Ensemble, les Verts ne font que deux dixièmes de pourcent de mieux que le Vlaams Belang, le parti ultra-nationaliste flamand (11,9 %). La peur du climat a été moins mobilisatrice que le thème de la crise migratoire et de l’intégration (avec Theo Francken, deuxième – derrière son président, Bart De Wever – au coefficient des voix de préférence), voire le thème de la loi et de l’ordre après le meurtre de la jeune Julie Van Espen au début du mois de mai (avec le recul marqué du CD&V, le parti du ministre de la Justice, comme indice).

Certes, tous les partis de la coalition (N-VA, CD&V, Open VLD, MR) issue des précédentes élections ont perdu des voix et des sièges.
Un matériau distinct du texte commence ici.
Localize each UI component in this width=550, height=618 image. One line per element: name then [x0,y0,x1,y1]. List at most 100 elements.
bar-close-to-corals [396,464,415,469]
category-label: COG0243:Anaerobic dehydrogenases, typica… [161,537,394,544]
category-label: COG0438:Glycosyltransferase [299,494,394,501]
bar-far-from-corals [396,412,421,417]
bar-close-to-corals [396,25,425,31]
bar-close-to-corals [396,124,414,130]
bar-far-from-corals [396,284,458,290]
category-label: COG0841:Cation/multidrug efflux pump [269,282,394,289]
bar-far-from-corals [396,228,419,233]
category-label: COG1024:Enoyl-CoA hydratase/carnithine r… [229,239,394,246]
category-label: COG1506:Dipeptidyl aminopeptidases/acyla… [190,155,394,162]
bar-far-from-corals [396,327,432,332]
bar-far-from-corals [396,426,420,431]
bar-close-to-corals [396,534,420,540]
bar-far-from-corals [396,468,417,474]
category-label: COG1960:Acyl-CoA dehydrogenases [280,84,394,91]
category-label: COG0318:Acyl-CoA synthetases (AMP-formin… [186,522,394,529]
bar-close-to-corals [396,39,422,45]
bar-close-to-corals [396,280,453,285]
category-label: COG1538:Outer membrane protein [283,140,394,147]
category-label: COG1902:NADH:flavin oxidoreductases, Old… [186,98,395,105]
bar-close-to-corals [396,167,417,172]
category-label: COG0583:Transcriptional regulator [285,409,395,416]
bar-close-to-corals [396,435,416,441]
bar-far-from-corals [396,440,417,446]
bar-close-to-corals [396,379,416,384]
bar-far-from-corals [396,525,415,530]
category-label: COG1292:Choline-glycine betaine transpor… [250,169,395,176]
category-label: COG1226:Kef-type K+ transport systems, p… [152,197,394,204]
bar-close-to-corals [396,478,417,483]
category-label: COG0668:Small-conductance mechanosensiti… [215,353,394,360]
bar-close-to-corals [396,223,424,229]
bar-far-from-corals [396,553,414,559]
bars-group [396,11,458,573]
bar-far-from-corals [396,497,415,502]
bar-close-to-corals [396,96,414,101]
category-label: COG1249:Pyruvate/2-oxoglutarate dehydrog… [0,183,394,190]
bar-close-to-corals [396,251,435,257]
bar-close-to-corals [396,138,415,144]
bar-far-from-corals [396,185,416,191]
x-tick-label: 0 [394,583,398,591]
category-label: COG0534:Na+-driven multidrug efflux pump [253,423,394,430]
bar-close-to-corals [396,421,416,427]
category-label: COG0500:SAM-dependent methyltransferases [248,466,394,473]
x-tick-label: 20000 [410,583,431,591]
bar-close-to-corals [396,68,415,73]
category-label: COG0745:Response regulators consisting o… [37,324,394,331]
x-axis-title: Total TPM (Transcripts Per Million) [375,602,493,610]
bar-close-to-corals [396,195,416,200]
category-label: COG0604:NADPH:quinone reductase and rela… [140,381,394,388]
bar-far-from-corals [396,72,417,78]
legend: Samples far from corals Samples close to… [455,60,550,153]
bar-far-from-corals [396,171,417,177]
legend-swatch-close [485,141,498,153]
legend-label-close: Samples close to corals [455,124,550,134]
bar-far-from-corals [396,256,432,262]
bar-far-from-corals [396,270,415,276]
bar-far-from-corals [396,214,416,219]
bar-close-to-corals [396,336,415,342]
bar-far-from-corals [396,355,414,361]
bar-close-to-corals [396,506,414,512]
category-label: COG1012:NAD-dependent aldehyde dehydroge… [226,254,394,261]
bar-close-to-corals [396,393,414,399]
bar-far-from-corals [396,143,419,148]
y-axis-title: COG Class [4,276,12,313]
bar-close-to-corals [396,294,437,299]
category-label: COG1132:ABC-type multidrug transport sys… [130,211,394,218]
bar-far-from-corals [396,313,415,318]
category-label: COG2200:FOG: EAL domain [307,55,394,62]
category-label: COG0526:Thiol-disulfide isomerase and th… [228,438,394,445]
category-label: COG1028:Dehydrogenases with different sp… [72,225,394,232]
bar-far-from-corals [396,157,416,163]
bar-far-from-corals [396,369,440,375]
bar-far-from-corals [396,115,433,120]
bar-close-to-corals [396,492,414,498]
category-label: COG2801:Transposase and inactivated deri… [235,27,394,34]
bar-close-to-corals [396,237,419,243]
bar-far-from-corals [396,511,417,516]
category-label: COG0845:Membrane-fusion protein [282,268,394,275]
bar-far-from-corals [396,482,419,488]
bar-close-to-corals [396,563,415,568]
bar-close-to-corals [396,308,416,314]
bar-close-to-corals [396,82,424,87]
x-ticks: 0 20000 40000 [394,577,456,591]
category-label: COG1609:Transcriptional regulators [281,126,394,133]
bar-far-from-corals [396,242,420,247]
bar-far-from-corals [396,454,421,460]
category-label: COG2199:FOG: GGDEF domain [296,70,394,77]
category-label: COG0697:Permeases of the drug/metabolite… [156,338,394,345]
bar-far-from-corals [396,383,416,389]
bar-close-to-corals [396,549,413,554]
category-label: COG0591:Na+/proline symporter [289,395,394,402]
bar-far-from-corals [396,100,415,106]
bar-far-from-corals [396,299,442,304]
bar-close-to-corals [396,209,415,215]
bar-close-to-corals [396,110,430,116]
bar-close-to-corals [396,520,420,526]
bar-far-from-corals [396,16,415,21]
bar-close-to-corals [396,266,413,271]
Ils ne disposent plus que de 63 sièges (sur 150 à la Chambre) et même avec l’appoint des 5 sièges du CDH ils n’atteindraient plus la majorité. Les choses se compliquent si l’on fait intervenir le niveau régional flamand et si l’on tient compte du rejet exprimé par les uns et les autres du Vlaams Belang et de l’extrême gauche, car la seule majorité possible est constituée de la N-VA, du CD&V et de l’Open VLD, avec l’adjonction éventuelle d’un quatrième parti, le SPA par exemple, dès lors que sa présence au niveau flamand favoriserait la formation d’un gouvernement N-VA, PS + SPA, Open VLD + MR, qui disposerait d’une majorité de 80 sièges au niveau fédéral et qui serait même peut-être dirigé par un Premier ministre socialiste francophone bilingue.

C’est sans doute dans cette optique que le Roi a chargé MM. Reynders (MR) et Vande Lanotte (SPA) d’une mission dite d’information. Question subsidiaire : le CD&V – le parti démocrate chrétien flamand – accepterait-il d’être présent au niveau régional flamand et de ne pas l’être au niveau fédéral, ou les Belges retourneront-ils aux urnes avant la fin de l’année ?
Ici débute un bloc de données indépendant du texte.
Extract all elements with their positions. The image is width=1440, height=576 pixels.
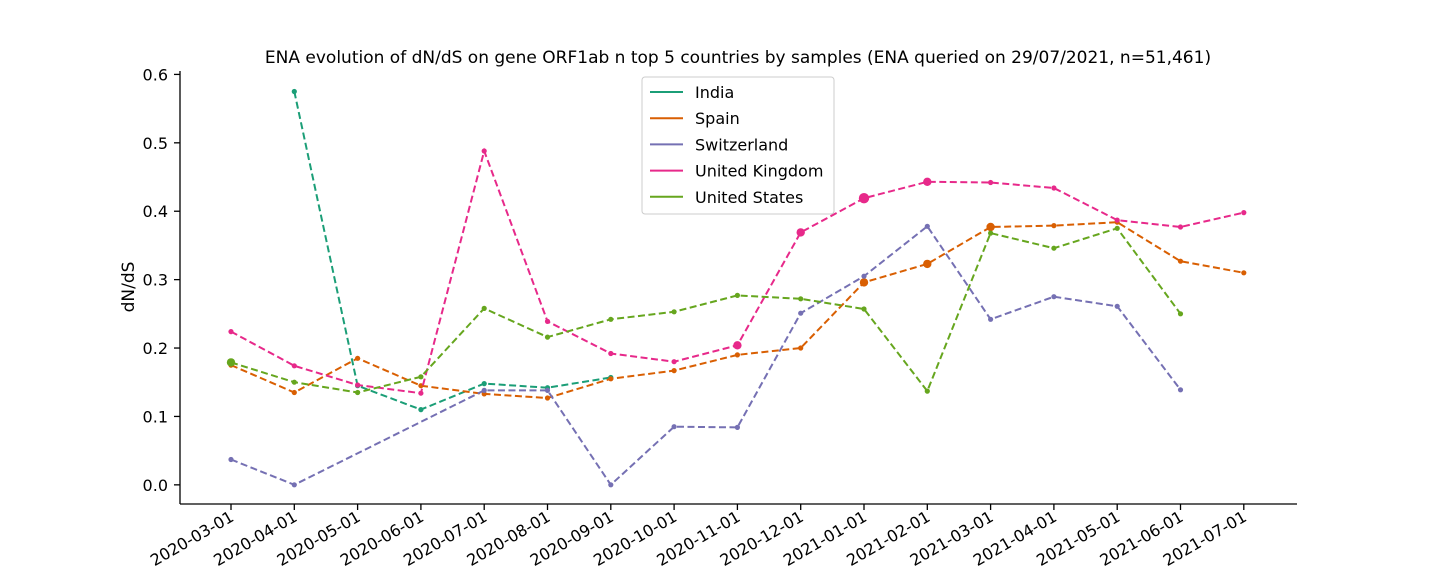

Reste à essayer d’expliquer à mon ami américain pourquoi ce « magic kingdom » qu’est la Belgique avec ses quelque 11,5 millions d’habitants et 30 000 km2 de territoire a besoin de plus de Premiers ministres, de ministres, de mandataires publics et de niveaux de pouvoir par million d’habitants et par millier de kilomètres carrés que n’importe quel autre État au monde et pourquoi, ceci étant, ce n’est pas la gouvernance le thème central des préoccupations des citoyens.